The clinical relevance and significance of this study are obvious. As stated earlier, pathogeneses of gastroparesis and functional dyspepsia include impaired gastric accommodation, abnormal interstitial cells of Cajal and gastric slow waves, antral hypomotility, and delayed gastric emptying. The findings of this study demonstrated the ameliorating effects of SGES on gastric accommodation and gastric slow waves. Previous studies have shown the prokinetic effects of SGES: enhancement of antral contractions and acceleration of gastric emptying. Taking all these findings together, the proposed method of SGES is expected to be a viable therapy for gastroparesis. The implementation of this therapy is minimally invasive. It requires implantation of two pairs of electrodes (one for the detection of gastric slow waves and the other for stimulation) and a subcutaneous stimulator. This can be achieved by a laparoscopic procedure. The safety of this procedure has already been proven by the Enterra therapy (short-pulse GES) in >1,000 patients (2). However, the performance of the proposed SGES is expected to be much better than the Enterra therapy that primarily reduces nausea and vomiting. Testing fundal accommodation as an essential prerequisite before considering SGES as a therapeutic option is suggested, since insufficient preliminary studies did not show increases in accommodation in regular control dogs. Further clinical studies are needed to prove the clinical efficacy of SGES.
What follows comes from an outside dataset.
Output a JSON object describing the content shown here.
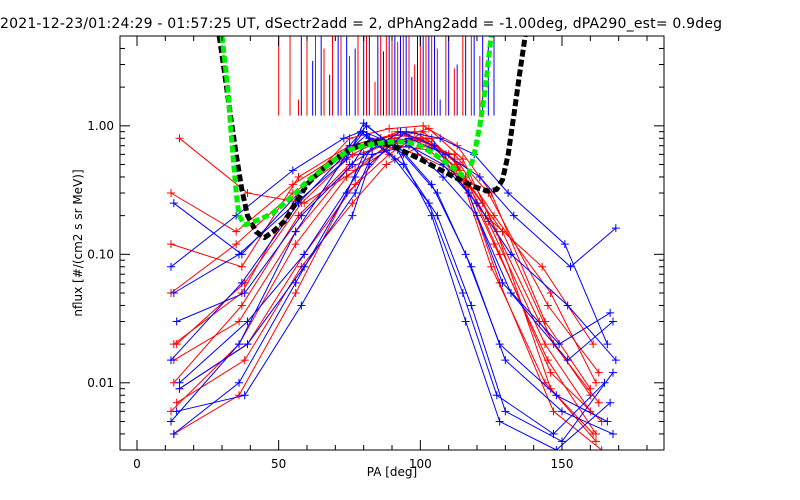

In a previous study, SGES was found to significantly accelerate glucagon-induced delayed gastric emptying, and the effect was noted to be mediated via the cholinergic pathway (59). Accordingly, an acceleration in gastric emptying would not be expected in the vagotomized dogs used in this study. In other words, SGES may not be a good option for accelerating gastric empty in patients with severe autonomic neuronpathy.
In conclusion, dual-pulse GES synchronized with intrinsic gastric slow waves is able to restore impaired gastric accommodation induced by vagotomy, and this effect is mediated via the nitrergic pathway. In addition, SGES also improves slow wave rhythmicity and amplitude in the postprandial state in vagotomized dogs. Further clinical studies are warranted to prove the clinical efficacy of SGES in treating patients with gastroparesis.
This study was supported by National Institute of Diabetes and Digestive and Kidney Diseases Grant DK-055437.